⬜︎205⬜︎

 先週のあの喧嘩以来、美雪は姫子と一度も顔を合わせられていなかった。

 深夜に帰宅し、明け方に眠り、昼間に起き、夕方に出勤する。そんな生活をしている美雪が中学生の姫子と会える時間は、どうしても限られている。客が少なくて早上がりさせられてしまったのは、残り三時間で稼げるはずだった給料のことを思えば喜ばしいことではないが、これは姫子と話せる良い機会だと前向きに捉えることにしようと、美雪は自分に言い聞かせる。

 近頃、姫子の反抗期が激しくなってきている。さくら荘に引っ越してきた頃に始まったそれは、初めこそ不機嫌な空気を身に纏うくらいのささやかなものだったが、次第に美雪との喧嘩に発展することも増えていった。美雪は仕事に出てしまっているので正確には把握できていないが、姫子は夜遅くまで外を出歩いていることもあるようで、美雪が用意した夕食には手をつけないことも多かった。

 しかし、これは本当に反抗期なのだろうかと、美雪は疑問を持たずにはいられない。認めたくないのではない。むしろ反抗期ならそれでいいと思う。だが、美雪には似ず賢く真面目に育ち、幼児期にすら怒りに任せて他人を攻撃することのなかった優しい姫子が、思春期の心境変化如きであそこまでの攻撃性を持てるものなのだろうか。もしかすると姫子の身に、周囲を攻撃せずにはいられないほどに深く傷ついてしまう何かが起こっているのではないかと、美雪は不安でならないのだ。

 姫子と話をしなければならない。美雪はそう思っていた。先日の姫子は、いつにも増して荒れていた。もう彼女は幼子ではないのだから、助けを求められるまでは見守るべきかとも考えたが、これ以上は放っておくべきではないだろう。

 姫子と話をしよう。聞くのが怖い思いもあるが、母が憎いだけなのだと分かれば、その方がいいのだ。

 二〇五号室の玄関のドアを開けた瞬間、その決意は泡となって消えた。


 最初に気付いた異変は、姫子の声だ。むしろどうしてドアを開ける前に気付けなかったのだろう。駄目、嫌、やめて、と、姫子は泣き叫んでいる。
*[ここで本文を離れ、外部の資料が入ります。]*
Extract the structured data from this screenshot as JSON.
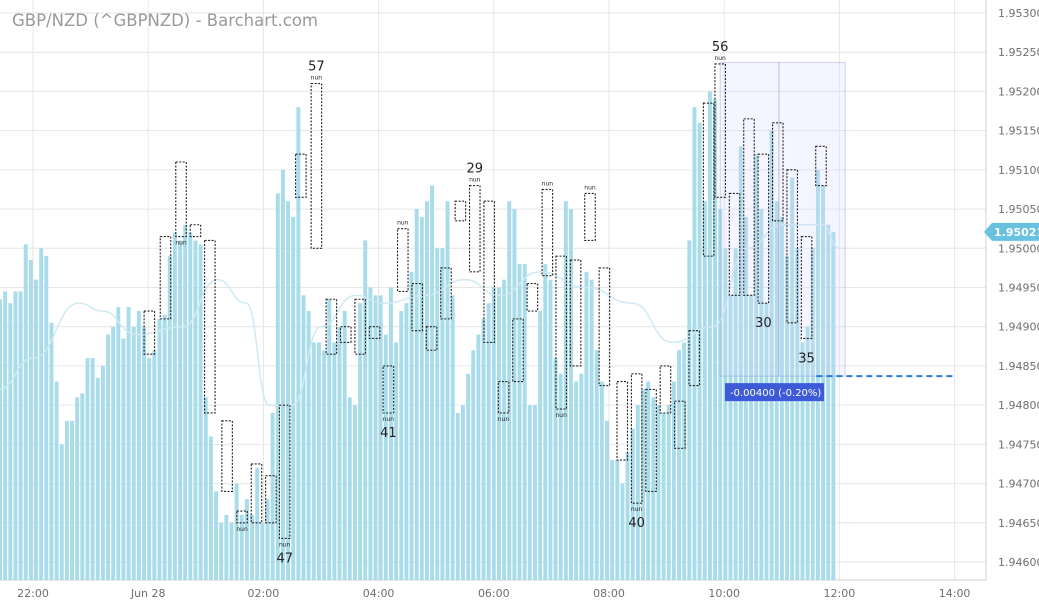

 玄関から入って真っ直ぐ、バスルームとキッチンに挟まれた狭い通路を抜けた先のリビングに、姫子は仰向けに転がっていた。制服のスカートが捲れ上がり、力づくで開かれた姫子の脚の間では、男がまるで暴れ馬にでも乗るかのように荒々しく腰を振っている。男の足元に丸まって落ちているのは、よく見れば姫子のショーツではないか。錯覚だろうか、生臭い体液の臭いが玄関まで届いた気がした。

 この状況は、つまり。ああ、なんてことだ。

 信じられない。信じたくない。

 あれは、あの男は、健介ではないか。

 その瞬間、美雪は全てを悟った。全部、繋がってしまった。姫子の怒りも、夜遊びも、好物の手料理すらも食べてくれなかった理由も。

 憎しみの感情が瞬時に沸き上がってどす黒い氾濫を起こし、どんな仕打ちを受けても消すことのできなかった健介への愛の灯を、いとも簡単に飲み込んだ。冷え切った心が全身の細胞の活動を止め、体温までも下げる。

 美雪は冷静だった。下駄箱の上に置かれた大きな花瓶を手に取ると、腕にずっしりと重みがかかる。だが、これから起こそうとしていることは、花瓶なんかよりもずっと重いことだ。それを分かった上で、美雪は花瓶を持ち上げている。

 店の客から真紅の薔薇の花束を贈られた時、「どうしよう、うちに花瓶ないのに」と戯けてみせたのは、食えもしない花なんかよりも金に換えられるバッグやアクセサリーの方が嬉しいという意味だったのだが、翌日その客は花瓶を持って来店した。骨董品として価値があるわけでもなければ、置くだけで素敵なインテリアになるようなセンスの良さもない、どちらかと言えば怪しい宗教家に売りつけられたと説明された方が納得が行くような、悪趣味な花瓶だ。受け取った時に頭にあったのはゴミの分別方法のことだけだったが、今はあの客に、心から感謝している。

 健介はこちらに背中を向けていて、姫子の悲鳴のせいか、行為に夢中なせいか、美雪が帰ったことには気付かない。

 高く掲げた花瓶を、健介の頭に振り下ろした。硬い物を砕くような感触が手のひらに響く。

 あの花束と同じ色に染まった花瓶は勢い余って床に転がり、ゴン! と大きな音を立てた。